The other primary concern centered around children walking, carpooling, or taking the bus to school in the pre-sunrise darkness and the increased risk of accidents and injuries that could result. Indeed, during the Arab oil embargo in the early 1970s, when a two-year-long DST was attempted, the experiment was cut short to less than a year due to the public outcry over numerous reported incidents of children being killed, injured and assaulted as they traveled to school in the pitch-black streets.
The alternative would be for these Jewish schools – which often include morning davening – to begin the school day at a much later hour, a detrimental change decried by many yeshiva principals and educators, as well as parents.
Agudath Israel’s advocacy on the issue was consistent with a 1971 teshuva to then-Agudath Israel President Rabbi Moshe Sherer, z’l, penned by the Horav Hagaon R’ Moshe Feinstein, zt’l, who addressed the issue during an earlier legislative attempt to make DST permanent. Pointing out the difficulties regarding proper davening facing those who go to work, Rabbi Feinstein wrote that it is clear that we must fight against such a bill with every means of advocacy – and that it constitutes a “gezeirah mamash al hatefila lirai Hashem Yisborach.”
Ultimately, the multi-pronged effort and opposition were successful in slowing down and eventually ending further action in the House. Representative Frank Pallone, Chairman of the House Energy and Commerce Committee, stated that the legislation would not proceed without a full airing of the various issues.

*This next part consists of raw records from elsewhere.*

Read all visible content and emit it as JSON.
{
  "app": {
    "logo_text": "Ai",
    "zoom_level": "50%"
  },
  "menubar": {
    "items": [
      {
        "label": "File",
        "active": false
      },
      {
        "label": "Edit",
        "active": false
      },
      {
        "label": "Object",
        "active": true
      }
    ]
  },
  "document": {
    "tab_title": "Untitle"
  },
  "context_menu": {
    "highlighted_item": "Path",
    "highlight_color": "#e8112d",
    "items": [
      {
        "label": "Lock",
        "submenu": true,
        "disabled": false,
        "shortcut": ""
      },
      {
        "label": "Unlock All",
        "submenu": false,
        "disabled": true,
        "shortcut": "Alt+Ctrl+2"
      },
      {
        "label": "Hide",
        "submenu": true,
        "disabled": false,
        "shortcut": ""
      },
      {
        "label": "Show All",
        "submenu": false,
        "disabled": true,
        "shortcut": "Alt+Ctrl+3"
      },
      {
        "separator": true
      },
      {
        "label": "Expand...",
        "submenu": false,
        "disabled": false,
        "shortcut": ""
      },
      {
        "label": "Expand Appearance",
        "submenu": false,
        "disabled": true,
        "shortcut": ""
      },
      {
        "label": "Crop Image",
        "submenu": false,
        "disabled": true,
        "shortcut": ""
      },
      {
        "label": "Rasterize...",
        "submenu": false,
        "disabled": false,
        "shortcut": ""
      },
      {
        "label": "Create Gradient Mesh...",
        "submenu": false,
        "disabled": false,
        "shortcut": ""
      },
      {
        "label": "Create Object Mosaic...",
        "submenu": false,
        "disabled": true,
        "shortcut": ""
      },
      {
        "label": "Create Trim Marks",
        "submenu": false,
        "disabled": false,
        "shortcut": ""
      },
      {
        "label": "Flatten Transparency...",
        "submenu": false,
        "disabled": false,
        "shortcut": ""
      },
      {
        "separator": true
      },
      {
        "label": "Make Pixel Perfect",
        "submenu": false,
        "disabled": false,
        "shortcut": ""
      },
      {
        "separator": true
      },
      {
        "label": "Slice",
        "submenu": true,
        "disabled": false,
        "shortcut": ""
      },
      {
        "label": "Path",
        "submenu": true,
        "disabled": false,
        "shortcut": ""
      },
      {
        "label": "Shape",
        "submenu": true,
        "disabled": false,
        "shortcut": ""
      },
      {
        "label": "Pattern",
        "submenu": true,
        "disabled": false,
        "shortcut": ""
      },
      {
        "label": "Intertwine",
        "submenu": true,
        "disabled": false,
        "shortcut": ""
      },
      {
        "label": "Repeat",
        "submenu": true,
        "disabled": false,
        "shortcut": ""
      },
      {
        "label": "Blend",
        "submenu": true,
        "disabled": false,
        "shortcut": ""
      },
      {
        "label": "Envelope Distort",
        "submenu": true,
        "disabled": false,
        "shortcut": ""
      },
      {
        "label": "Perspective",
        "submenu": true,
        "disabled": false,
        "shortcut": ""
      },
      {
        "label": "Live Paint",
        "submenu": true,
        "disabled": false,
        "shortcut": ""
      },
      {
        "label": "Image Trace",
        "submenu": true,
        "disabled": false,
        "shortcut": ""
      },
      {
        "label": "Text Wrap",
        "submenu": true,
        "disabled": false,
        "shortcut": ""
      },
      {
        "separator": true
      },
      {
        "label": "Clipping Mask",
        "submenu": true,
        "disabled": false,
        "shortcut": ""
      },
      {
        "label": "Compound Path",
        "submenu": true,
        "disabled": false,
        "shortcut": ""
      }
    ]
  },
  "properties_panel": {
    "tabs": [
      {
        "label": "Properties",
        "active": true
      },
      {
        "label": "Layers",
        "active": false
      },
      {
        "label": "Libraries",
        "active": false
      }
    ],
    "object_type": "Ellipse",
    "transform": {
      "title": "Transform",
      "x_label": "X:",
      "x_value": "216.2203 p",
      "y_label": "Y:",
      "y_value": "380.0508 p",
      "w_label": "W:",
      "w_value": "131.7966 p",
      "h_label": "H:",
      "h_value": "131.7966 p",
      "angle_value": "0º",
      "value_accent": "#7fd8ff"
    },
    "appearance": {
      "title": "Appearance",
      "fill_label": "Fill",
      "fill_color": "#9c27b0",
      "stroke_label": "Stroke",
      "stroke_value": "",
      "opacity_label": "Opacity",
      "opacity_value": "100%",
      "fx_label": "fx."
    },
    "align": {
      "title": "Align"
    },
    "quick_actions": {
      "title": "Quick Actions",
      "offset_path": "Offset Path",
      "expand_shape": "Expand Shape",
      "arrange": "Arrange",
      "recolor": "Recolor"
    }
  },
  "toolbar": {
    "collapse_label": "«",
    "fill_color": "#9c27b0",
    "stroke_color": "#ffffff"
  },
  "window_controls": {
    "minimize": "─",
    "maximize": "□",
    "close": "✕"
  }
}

And, as the months passed, Chairman Pallone and others on the committee continued to hear about the worries from the orthodox community leading the Chairman to conclude that there was no consensus in the House as to whether to keep the status quo or to go to either permanent standard or daylight saving time.
Rabbi Cohen expressed relief at the House’s decision not to take up the bill. “We hope the issue has been put to rest,” he said, “but we will continue to monitor the legislative docket and, if necessary, let our voice be heard, as there is much at stake here in regard to Orthodox Jewish life.”